In its response, the National Pharmaceutical Services Association (NPSA) outlined several general and specific concerns with the Interim Report’s findings, which fail overall to sufficiently recognise the complex, interdependent relationships that exist across the pharmaceutical supply chain and for the wholesaling industry in particular.
The Interim Report outlines three alternative options relating to the distribution of medicines to community pharmacy. The Review Panel’s preferred alternative (6-1) suggests putting the obligation of medicine delivery directly on manufacturers through a panel of distributors, while the second (6-2) retains the Community Service Obligation (CSO). The last of the three alternatives (6-3) suggests a “separate review of the CSO to ensure current arrangements demonstrate value for money”.
“Implementing a Manufacturer Distribution Model offers no obvious benefit and has significant drawbacks, including greater regulatory burden for government; greater administrative burden for pharmacy; increased risks to medicines availability due to diminished system redundancy; greater complexity across the supply chain and the potential for market power imbalance,” NPSA Chair Mark Hooper said. “It is not supported by NPSA and we are yet to find an industry association in the entire medicines sector who does,” he added.
“We are talking about a critical medicine supply chain that underpins the Government’s own National Medicines Policy (NMP).
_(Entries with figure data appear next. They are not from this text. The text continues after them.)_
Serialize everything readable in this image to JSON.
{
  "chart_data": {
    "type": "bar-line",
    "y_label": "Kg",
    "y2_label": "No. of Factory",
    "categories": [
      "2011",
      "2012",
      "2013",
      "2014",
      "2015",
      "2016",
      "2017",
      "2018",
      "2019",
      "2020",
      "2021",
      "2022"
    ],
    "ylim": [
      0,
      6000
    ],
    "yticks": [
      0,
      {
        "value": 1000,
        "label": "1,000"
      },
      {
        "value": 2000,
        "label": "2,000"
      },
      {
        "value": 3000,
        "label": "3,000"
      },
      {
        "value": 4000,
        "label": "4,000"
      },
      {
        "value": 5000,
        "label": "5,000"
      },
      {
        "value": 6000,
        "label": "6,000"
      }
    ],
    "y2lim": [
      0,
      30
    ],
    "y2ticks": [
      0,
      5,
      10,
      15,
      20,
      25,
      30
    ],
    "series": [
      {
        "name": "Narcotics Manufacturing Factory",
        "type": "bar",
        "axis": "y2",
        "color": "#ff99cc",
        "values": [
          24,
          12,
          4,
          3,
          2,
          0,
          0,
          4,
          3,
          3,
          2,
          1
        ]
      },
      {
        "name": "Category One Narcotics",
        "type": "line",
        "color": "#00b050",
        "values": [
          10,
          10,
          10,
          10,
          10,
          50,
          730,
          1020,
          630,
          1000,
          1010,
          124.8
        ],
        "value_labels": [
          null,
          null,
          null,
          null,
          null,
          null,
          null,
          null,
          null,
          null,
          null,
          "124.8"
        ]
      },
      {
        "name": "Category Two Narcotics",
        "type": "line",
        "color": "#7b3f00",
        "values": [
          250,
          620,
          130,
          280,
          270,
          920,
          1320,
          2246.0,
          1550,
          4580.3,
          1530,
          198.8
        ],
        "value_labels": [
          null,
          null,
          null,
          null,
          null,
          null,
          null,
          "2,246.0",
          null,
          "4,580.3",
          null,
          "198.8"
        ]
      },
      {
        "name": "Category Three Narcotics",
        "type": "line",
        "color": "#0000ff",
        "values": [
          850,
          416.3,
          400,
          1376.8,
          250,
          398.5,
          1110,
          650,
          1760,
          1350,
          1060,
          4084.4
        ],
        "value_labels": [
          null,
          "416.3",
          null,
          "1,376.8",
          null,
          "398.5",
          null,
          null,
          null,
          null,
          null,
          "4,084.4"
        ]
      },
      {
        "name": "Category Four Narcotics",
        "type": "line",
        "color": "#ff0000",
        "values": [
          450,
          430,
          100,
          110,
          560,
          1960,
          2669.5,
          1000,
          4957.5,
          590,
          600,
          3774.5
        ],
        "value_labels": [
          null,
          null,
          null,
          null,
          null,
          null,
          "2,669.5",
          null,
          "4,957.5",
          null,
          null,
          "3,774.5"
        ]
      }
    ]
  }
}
In the interests of Australian consumers and our community pharmacy customers who are dependent on it, CSO wholesalers remain committed to finding a workable outcome for Government and sustainable remuneration for the sector.”
The Generic and Biosimilar Medicines Association similarly expressed concerns about a Manufacturer Distribution Model in its response, noting that it will threaten commercial viability for manufacturers of generic medicines.
“Placing the onus for distribution on suppliers of generic medicines will only add to the cost of doing business. It will shift the scale towards commercial unviability and therefore cessation of supply for a significant number of generic medicines that Australians rely on to keep them well. It may also hinder competition, tipping the scale heavily in favour of larger manufacturers,” GBMA CEO Belinda Wood said.
The GBMA also strongly disagrees that tendering for generic medicines would improve supply chain efficiency and reduce costs to the Australian community. Ms Wood said, “a tendering system for generic medicines poses more risks for Australian consumers than benefits. It will only reduce patient choice, cause medicine shortages and rationing, destroy investment in this country, and irreparably damage the sector that seeks to make medicines affordable.”
While not as staunchly opposed, the Australian Self Medication Industry (ASMI) called for further assessment of any option relating to the tendering for the listing of generics. ASMI also expressed concern about increased regulation around the sale of Complementary Medicines (CMs).
“ASMI supports education and improved health literacy of consumers but does not believe separating CMs within pharmacy is an effective strategy due to the multiple market channels they are available through and may lead to a misconception that they carry no medical efficacy,” ASMI Chair Lindsay Forrest said.